By Mark Foley – Sr. Mechanical Designer

If you are involved in the development of medical devices, it’s likely you’ve heard the words ‘design outputs’. Well – What are design outputs? What purpose do they serve? Why should I be concerned about them? These are all just a few questions you will probably ask yourself. I once asked myself the very same questions. After spending the better part of the last seventeen years in medical device product development, I hope that I can help explain what is often a widely misunderstood part of the process.

I’m sure it’s no surprise that referring to the FDA-regulated process for medical device development known as design controls. The design controls process provides a development workflow and a set of criteria of which the FDA expects medical devices under development to conform to if a company hopes to receive approval to market their device in the U.S.

Design outputs are the work produced at the end of design effort, such as drawings, material specifications or manufacturing instructions. They are what controls your design. They must also meet design inputs criteria defined in the planning stage of your project during design verification.

I often see little time spent thinking about how design outputs will be verified until after the close of the design effort and the start of the verification stage. By this time, it’s too late; it’s something that needs to be considered right from the start of design inputs at the beginning of your work. You will end up wasting time making updates to outputs that have already been released but don’t provide the information you need to verify their inputs. You will find yourself having to navigate the change control process in a hurry as you try to keep the project on schedule. I’ve seen projects delayed for months because of things like this.

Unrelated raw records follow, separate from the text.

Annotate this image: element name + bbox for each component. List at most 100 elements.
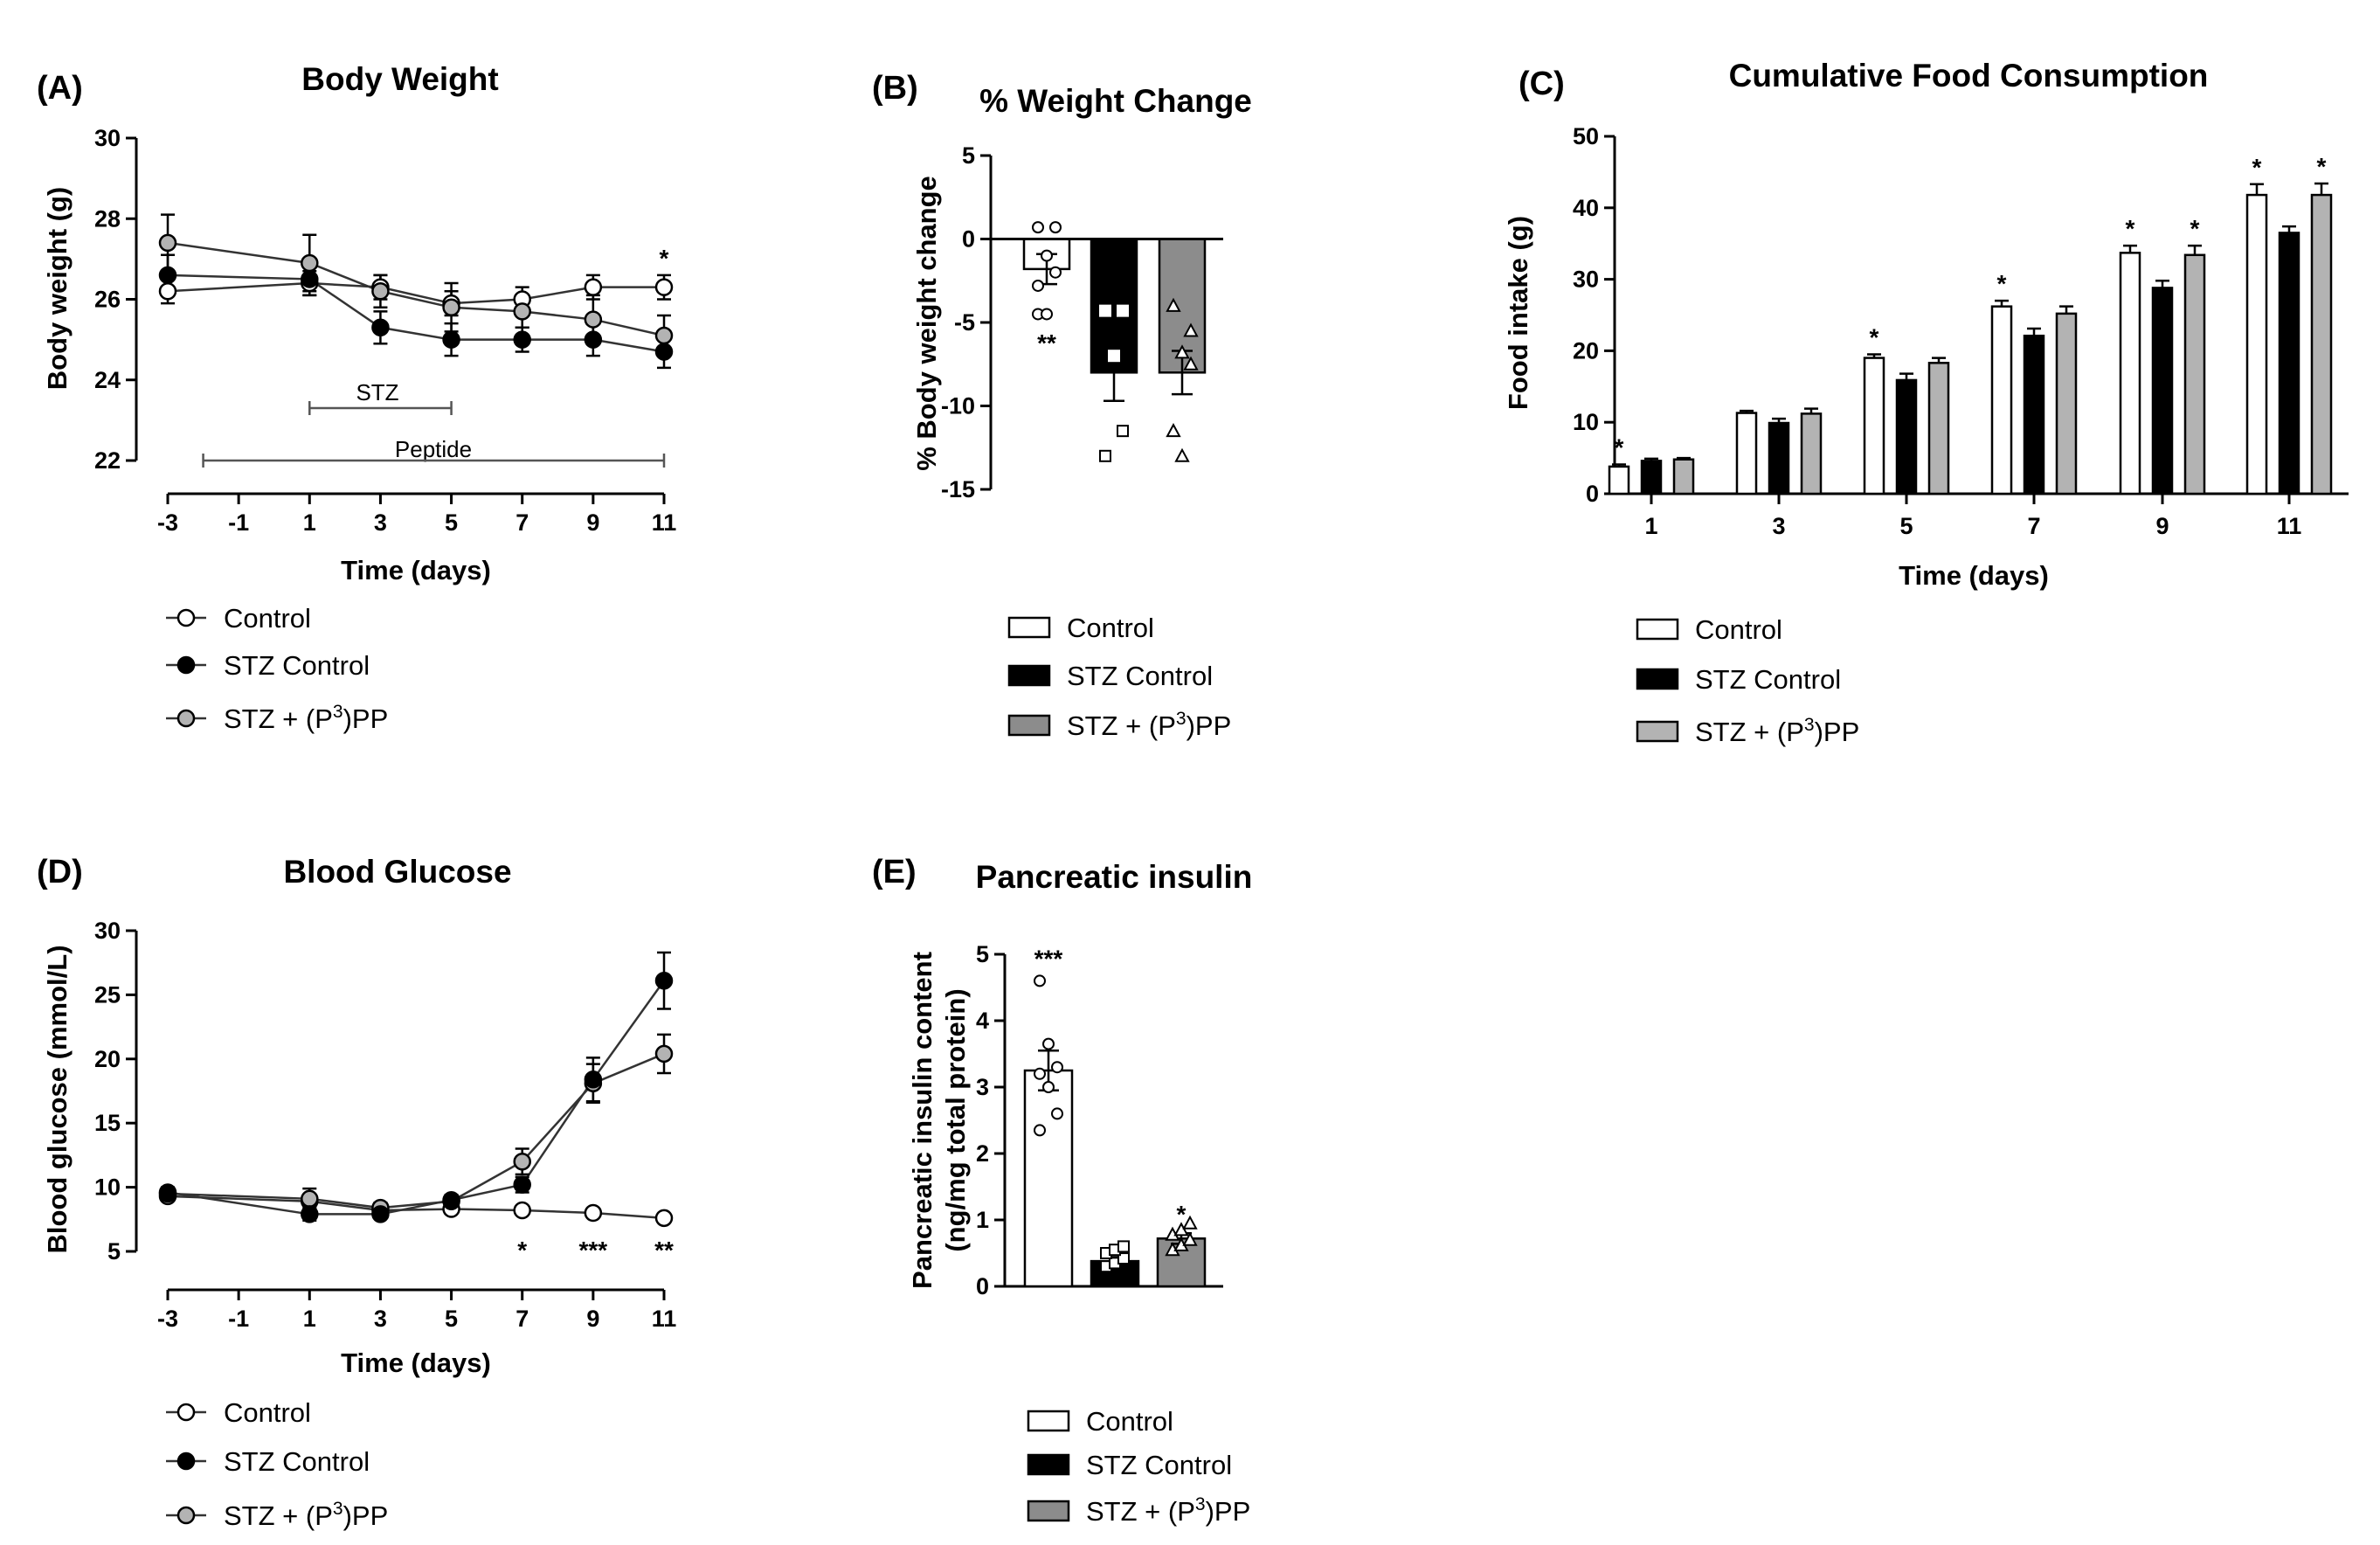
panel-label-a: (A) (37, 70, 83, 107)
legend-swatch (1027, 1500, 1070, 1522)
y-tick-label-d: 15 (94, 1110, 121, 1136)
legend-label-pp-suffix: )PP (1815, 717, 1860, 747)
data-point-d (513, 1201, 531, 1220)
significance-marker-c: * (1615, 433, 1624, 461)
legend-label-pp-prefix: STZ + (P (1695, 717, 1804, 747)
x-tick-label-c: 11 (2277, 513, 2302, 539)
chart-title-a: Body Weight (301, 61, 498, 97)
data-point-b (1166, 297, 1181, 312)
legend-swatch (1636, 720, 1679, 743)
error-bar-c (2027, 327, 2041, 336)
error-bar-c (1804, 407, 1818, 414)
y-tick-label-d: 5 (107, 1238, 121, 1264)
data-point-e (1173, 1222, 1189, 1237)
x-tick-label-d: 3 (374, 1306, 387, 1332)
data-point-e (1051, 1061, 1063, 1074)
data-point-d (513, 1152, 531, 1171)
x-tick-label-a: 3 (374, 509, 387, 536)
bar-c (1895, 378, 1918, 495)
data-point-a (584, 278, 603, 296)
error-bar-c (2282, 225, 2296, 233)
error-bar-c (2123, 244, 2137, 253)
y-tick-label-e: 2 (976, 1140, 989, 1167)
legend-swatch (1007, 616, 1051, 639)
legend-label-pp-prefix: STZ + (P (224, 1500, 333, 1531)
legend-e: Control STZ Control STZ + (P3)PP (1027, 1406, 1251, 1527)
data-point-d (442, 1191, 460, 1209)
legend-marker (176, 1506, 196, 1525)
bar-c (1672, 458, 1695, 495)
data-point-d (654, 1044, 674, 1063)
data-point-a (584, 330, 603, 349)
legend-marker (176, 709, 196, 728)
data-point-e (1034, 974, 1046, 987)
y-axis-label-c: Food intake (g) (1503, 216, 1533, 410)
y-tick-label-a: 26 (94, 287, 121, 313)
legend-marker (176, 1403, 196, 1422)
legend-label-pp-suffix: )PP (343, 703, 389, 734)
legend-d: Control STZ Control STZ + (P3)PP (166, 1397, 388, 1531)
legend-marker (176, 608, 196, 627)
significance-marker-c: * (2317, 153, 2327, 180)
bar-c (1608, 465, 1630, 495)
legend-label-pp-prefix: STZ + (P (1067, 710, 1176, 741)
bar-e-1 (1090, 1259, 1140, 1288)
data-point-b (1117, 425, 1129, 438)
legend-label: Control (1695, 614, 1782, 645)
legend-label-pp-suffix: )PP (1206, 1496, 1251, 1527)
bar-c (2245, 193, 2268, 495)
error-bar-c (2155, 279, 2169, 288)
data-point-a (371, 282, 390, 301)
error-bar-c (2188, 244, 2202, 255)
bar-c (2119, 252, 2141, 495)
data-point-a (654, 343, 674, 361)
data-point-b (1174, 447, 1190, 462)
data-point-d (654, 1209, 674, 1228)
y-tick-label-b: -10 (941, 393, 975, 419)
legend-swatch (1027, 1453, 1070, 1476)
x-tick-label-d: 9 (586, 1306, 599, 1332)
data-point-e (1182, 1231, 1198, 1246)
y-tick-label-d: 10 (94, 1174, 121, 1201)
legend-label: Control (224, 603, 311, 634)
data-point-b (1099, 304, 1111, 317)
bar-c (2055, 312, 2078, 495)
data-point-b (1041, 308, 1053, 321)
error-bar-c (2250, 183, 2264, 196)
bar-c (2183, 253, 2206, 495)
y-axis-label-a: Body weight (g) (42, 187, 73, 390)
y-tick-label-e: 1 (976, 1207, 989, 1233)
y-axis-label-e-line2: (ng/mg total protein) (940, 988, 971, 1251)
bar-c (2151, 287, 2174, 495)
x-tick-label-c: 5 (1899, 513, 1913, 539)
x-tick-label-a: 1 (303, 509, 316, 536)
x-tick-label-a: -3 (157, 509, 178, 536)
x-axis-label-d: Time (days) (341, 1348, 491, 1378)
x-tick-label-a: 7 (515, 509, 529, 536)
error-bar-c (1899, 372, 1913, 380)
bar-c (1768, 421, 1790, 495)
legend-label-pp: STZ + (P3)PP (1695, 715, 1859, 747)
data-point-d (371, 1205, 390, 1223)
legend-label-pp-sup: 3 (333, 702, 343, 722)
data-point-d (301, 1189, 319, 1209)
legend-label: STZ Control (1695, 664, 1841, 695)
chart-title-b: % Weight Change (979, 83, 1252, 119)
y-tick-label-c: 30 (1573, 267, 1599, 293)
chart-title-d: Blood Glucose (283, 854, 511, 890)
panel-label-e: (E) (872, 854, 917, 890)
legend-label: Control (1086, 1406, 1173, 1437)
data-point-d (654, 972, 674, 990)
legend-label-pp-sup: 3 (333, 1499, 343, 1519)
data-point-e (1034, 1067, 1046, 1080)
plot-c: 0 10 20 30 40 50 1 3 5 7 9 11 * * * * * * * (1573, 123, 2349, 539)
legend-swatch (1636, 668, 1679, 690)
data-point-b (1049, 221, 1062, 234)
significance-marker-c: * (2126, 215, 2135, 242)
legend-c: Control STZ Control STZ + (P3)PP (1636, 614, 1859, 747)
significance-marker-d: *** (579, 1237, 608, 1264)
x-tick-label-c: 1 (1644, 513, 1657, 539)
legend-label: Control (1067, 613, 1154, 643)
y-tick-label-d: 30 (94, 918, 121, 944)
data-point-d (158, 1183, 177, 1202)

This scenario can be avoided by paying a little more attention to the design outputs and ensuring they contain the information to make verification possible.

I recommend that during your design stage you create a mechanism to serve as a deliverable that will force you to evaluate each design output against each design input before its release. This is a paper exercise that can often be accomplished in a single document. I like to refer to the document as a technical review. In this document, capture your input and the acceptance criteria that you will use in verification, checking that the information or specification is contained in your design output. Time spent performing this exercise before closing your design stage and freezing your design will serve you well.

Changes made after a design freeze can often mean that other activities or assessments will need to happen and these activities are sure to drain time from your schedule and money from your budget, which doesn’t do anyone any good.